Saturday, April 17, 2010

A little about my mothers side of the family

Edith asked about my father side of the family today, so I thought one of the interesting parts of my mothers side of the family was in order.

The McCord branch of the family had two sons that fought in the Civil War. One joined the Confederate army and was never heard from again, the other the Iowa Volunteers, part of the Union Army.

Here are one of his letters home, I have others, and his discharge papers.

The handwriting, and printed words, used at the time are hard to decipher, I did my best and included [illegible] where I could not figure out what word was written.
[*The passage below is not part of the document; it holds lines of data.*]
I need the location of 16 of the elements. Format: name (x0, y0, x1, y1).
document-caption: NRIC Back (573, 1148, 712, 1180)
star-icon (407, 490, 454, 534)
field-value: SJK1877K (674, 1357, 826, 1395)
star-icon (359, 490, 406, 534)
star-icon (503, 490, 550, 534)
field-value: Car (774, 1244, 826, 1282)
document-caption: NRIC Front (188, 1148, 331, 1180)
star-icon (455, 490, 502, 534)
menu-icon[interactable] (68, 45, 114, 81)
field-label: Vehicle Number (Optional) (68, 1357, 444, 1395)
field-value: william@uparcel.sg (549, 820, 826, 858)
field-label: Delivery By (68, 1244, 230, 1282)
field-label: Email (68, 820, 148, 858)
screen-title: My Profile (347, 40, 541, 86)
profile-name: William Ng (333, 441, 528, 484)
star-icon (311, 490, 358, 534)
Also one footnote about the discharge papers, they where also altered sometime in the past.

The Letter on the bottom.

My transcription.

Family Feb 7 1862

You see that I wrote some time ago but failed to send it.
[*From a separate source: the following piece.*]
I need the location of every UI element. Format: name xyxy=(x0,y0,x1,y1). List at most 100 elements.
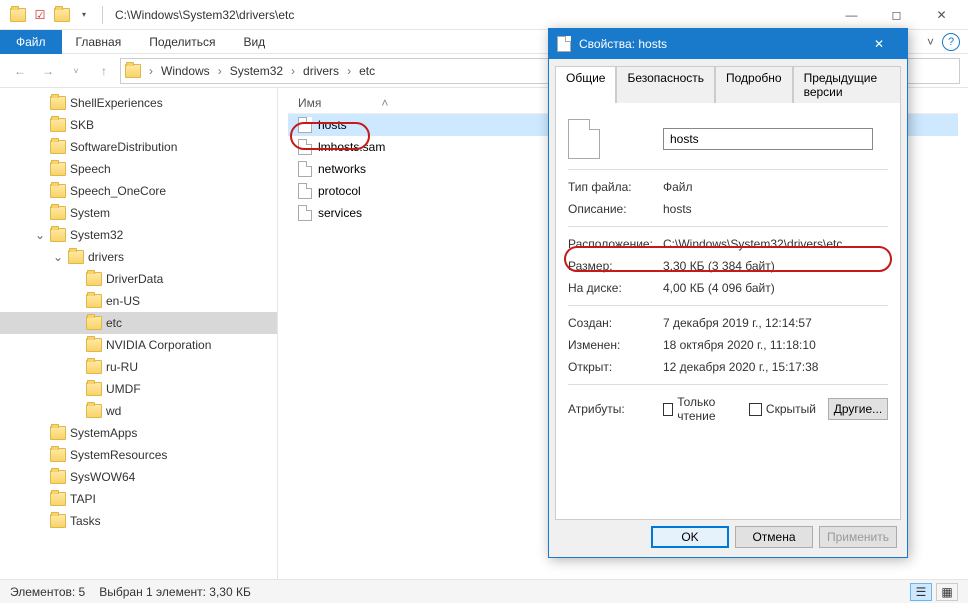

I left the Island day before yesterday lodged that night under niggers roof.
Yesterday I came to Uncle Ami Smiths was taken with a pain in my knee. the severest pain I ever had. Old Mother Smith
deeloved me like a mother indeed, to day I am about. I received a letter from Lawton last week he was in the fight at Springfield
Charely Dixon was wounded in the back by a shell( not very bad) another man wounded [
illegible] arm.the third was killed, a man by the name of Smith, that was all that was in [?]avin company.
I have had no letter from Oscar for 3 weeks. he is all right I suppose
I heard from them since I come here George Gibbs and Clark Smith have lots have written home Robi [
illegible] was killed by a shell it fell at his feet exploded. Tore off his leg and arm. C Smith, G gibbs and W Bodwell buried him C Smith says he was scared time of battle he says he cannot
describe the firing of guns better than the throwing of salt in the fire.
So quick and fast.
We are talking now of having game and children go with me to Ottuawa[?] and meet you there about the first of Aprilor if you want to come sooner you could come to Ottuawa and stop with Dixon.
I am told he is living there I have recieved no money from the boys since you left but they promise to.
Send me some even perhaps.
They have sent you some .
I got that note from Dave Seagrams sent you some and s/out the next for over shorts and to pay for washing, making and mending
Be sure and bring one of the girls with you

Yours O Mcord

The discharge papers on the top.

My transcription


Know ye, that William O McCord private of captain A R Andysons company of 16 A/ 4th regiment of Iowa Infantry volunteers who was enrolled on the [
illegible] one thousand eight hundred and fifty two, to serve three years or during the war is hereby discharged from the service of the United States
this 31st day of December 1863 at Meadville Alabama by reason of re enlistment Veteran Vols [
illegible] on day 191 1863

Saint William O McCord was born in [
illegible] county state of Wisconnson is Nineteen years of age¹, five feet eleven inches high, dark complexion, grey eyes, dark hair and by occupation when enrolled farmer.
Given at Meadville Alabama this 25th day of January 1864

Richard Roman 13th infantry

¹ Some one screwed up on the age, he was about 26 at discharge.

Interesting stuff, it is also cool to hold a letter written during the Civil War in you hands.


  1. Wow, this is truly incredible. Thank you for sharing your history with us.

  2. That was so cool, Legion.

    One thing that chaps my hide these days is people predicting gloom and doom for this country, saying its end is near, that we are no longer a world power, that we cannot stop its downward spiral.

    I believe that this, too, shall pass, and offer up the example of the Civil War. Brother against brother, a country torn in two fighting one of the bloodiest battles known to man. We got through that, and emerged united and even stronger than before because Americans are just made of strong stuff. We survived the Great Depression, 1968, and even the scourge of vigilantism, AIDS, gang warfare, and, yes, we will survive the Obama years.

    We are bred of stock that came across the ocean on a wing and a prayer, and not much more to their name. We formed a more perfect union, and that union survived more than any nation its young age ever faced. It survived being split in two over issues both economic and human. It saw the error of its ways, made reparations, and continued on.

    Nobody had better say to my face that this nation will not survive. We survived 9/11. We survived those who despise our way of life and tried to take our bodies and souls. They could not and they will not. We are one nation, indivisible.

    Thank you for the reminder that there are things more enduring than politics and pettiness.

  3. Cool, Legion. Didn't realize I opened a can of worms...

    Do you do any family history stuff above and beyond having some of these neat items? I have an aunt who is big into this sort of thing, and she is the one who keeps the family straight on who's who. She's the one who gave me the set of The History and Heritage of Victoria County.

    Sugar, I am so glad to read what you wrote. We have gotten stronger and wiser as a people and a nation. It is particularly irksome to hear the gloom and doom spew from folks. That is not what we are about!

    Nice Legion. What else do you have?

  4. Sure I do EA, there is four or so more letters. I'll get around to deciphering the handwriting sooner or later. lol

  5. Cool. This is very special. How wonderful it must be, as you said, to hold these very old, very precious documents in your hand.

    How lucky you are that folks thought it important to pass these down.